While Shteyngart believes his trailer has had a positive effect on sales - and expects even more of an impact on the paperback version - exact figures are unavailable. (Random House simply says that there are 75,000 hardcover copies in print in the U.S.)

But Shteyngart has also had almost saturation coverage in the mainstream media, everywhere from The New York Times Book Review to Oprah's O magazine. (He is also slated to appear at this month's Vancouver International Writers Festival.)

What the book trailer has unequivocally done is allow fans to forge an interactive relationship with him by posting the video or commenting on it.

"It's really funny, you know. To sell a book, you have to make a movie about it, right?" Shteyngart says.

For Micah Toub, a Globe and Mail columnist and first-time author of the memoir Growing Up Jung: Coming of Age as the Son of Two Shrinks, his book trailer was a way to make up for the diminishing budgets allotted book tours. His two-minute trailer, titled "You Have To Be The Erect Penis in Your Life," affords him the opportunity to give an online reading. "The few [book trailers]that I've seen look like movie trailers and that never makes sense to me," Toub says. "Books are not movies."

True, most lack the slick production values of film trailers, but there are notable exceptions. Among them are those for such monster mash-up titles as Pride and Prejudice and Zombies or Abraham Lincoln: Vampire Hunter, which involved crews and even stunt people.

Those writers who succumb are clearly having fun with the pressure to adopt new media. In his trailer for his book Head Case, U.S. author Dennis Cass quips that, "20 years ago, when I wanted to become a writer, a big part of the dream was being able to put little videos on the Internet."
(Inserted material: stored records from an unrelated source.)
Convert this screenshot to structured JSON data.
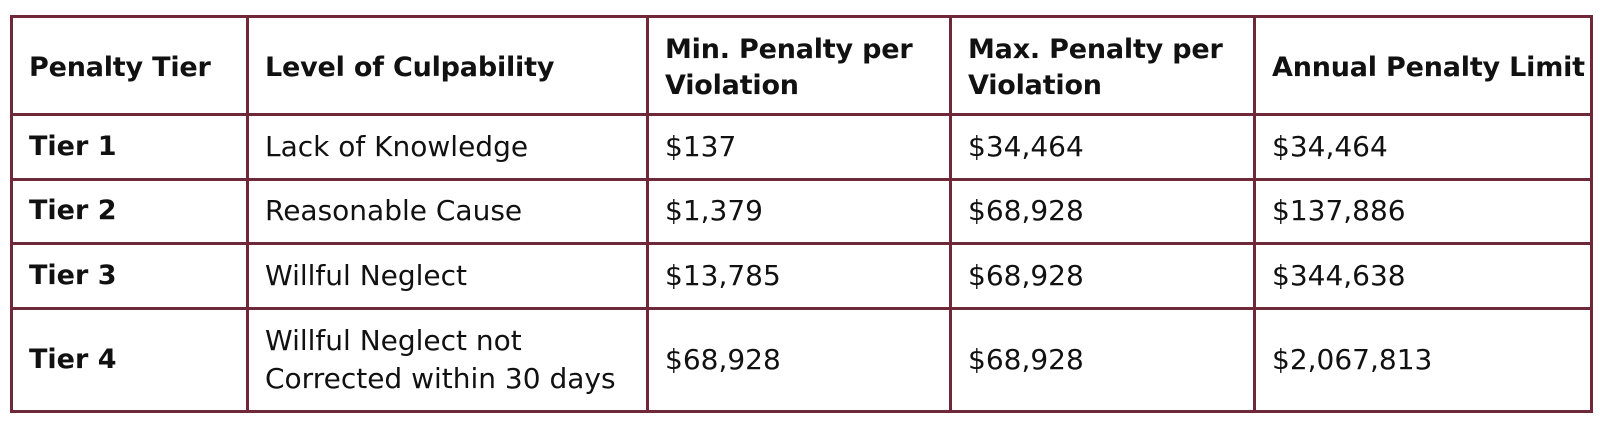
{
  "table": {
    "headers": [
      "Penalty Tier",
      "Level of Culpability",
      "Min. Penalty per Violation",
      "Max. Penalty per Violation",
      "Annual Penalty Limit"
    ],
    "rows": [
      {
        "tier": "Tier 1",
        "culpability": "Lack of Knowledge",
        "min": "$137",
        "max": "$34,464",
        "annual": "$34,464"
      },
      {
        "tier": "Tier 2",
        "culpability": "Reasonable Cause",
        "min": "$1,379",
        "max": "$68,928",
        "annual": "$137,886"
      },
      {
        "tier": "Tier 3",
        "culpability": "Willful Neglect",
        "min": "$13,785",
        "max": "$68,928",
        "annual": "$344,638"
      },
      {
        "tier": "Tier 4",
        "culpability": "Willful Neglect not Corrected within 30 days",
        "min": "$68,928",
        "max": "$68,928",
        "annual": "$2,067,813"
      }
    ]
  },
  "colors": {
    "border": "#6e2838",
    "text": "#111111"
  }
}
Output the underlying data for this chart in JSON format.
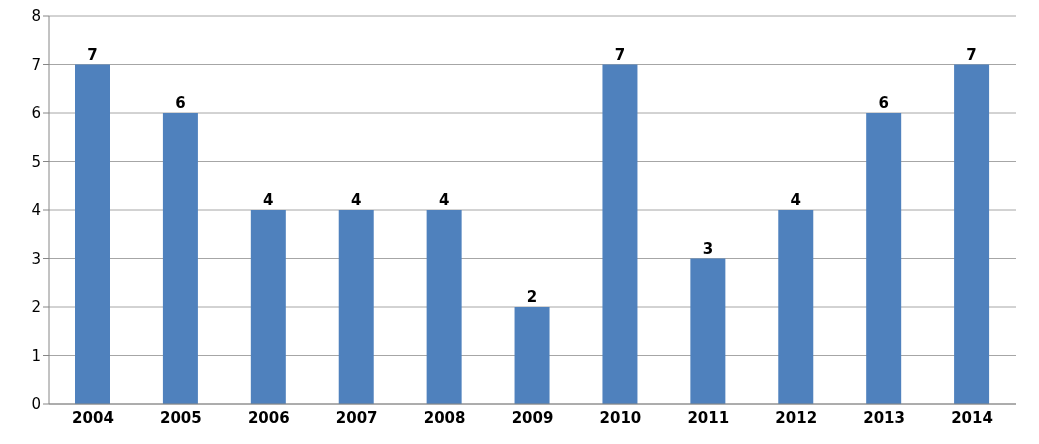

His trailer in fact netted him a prize, a toy rubber whale, at the first annual Moby book trailer awards, held in Manhattan last May. The humour, a key ingredient of many viral videos, is typical of book trailers. With the book biz currently in hand-wringing mode, it may be gallows humour.

Ultimately, though, book trailers are a sign of our evolving consumption of media. Readers, as opposed to those who never indulge in the immersive pleasures of a book, have the same expectations across all platforms.

While they don't expect Hollywood production values from their favourite authors, what they do want from a book trailer is a clever concept that enthralls for a moment, long enough to convince them to close their laptops and bury their noses in those pages. And if anyone can rise to that challenge, it's a storyteller.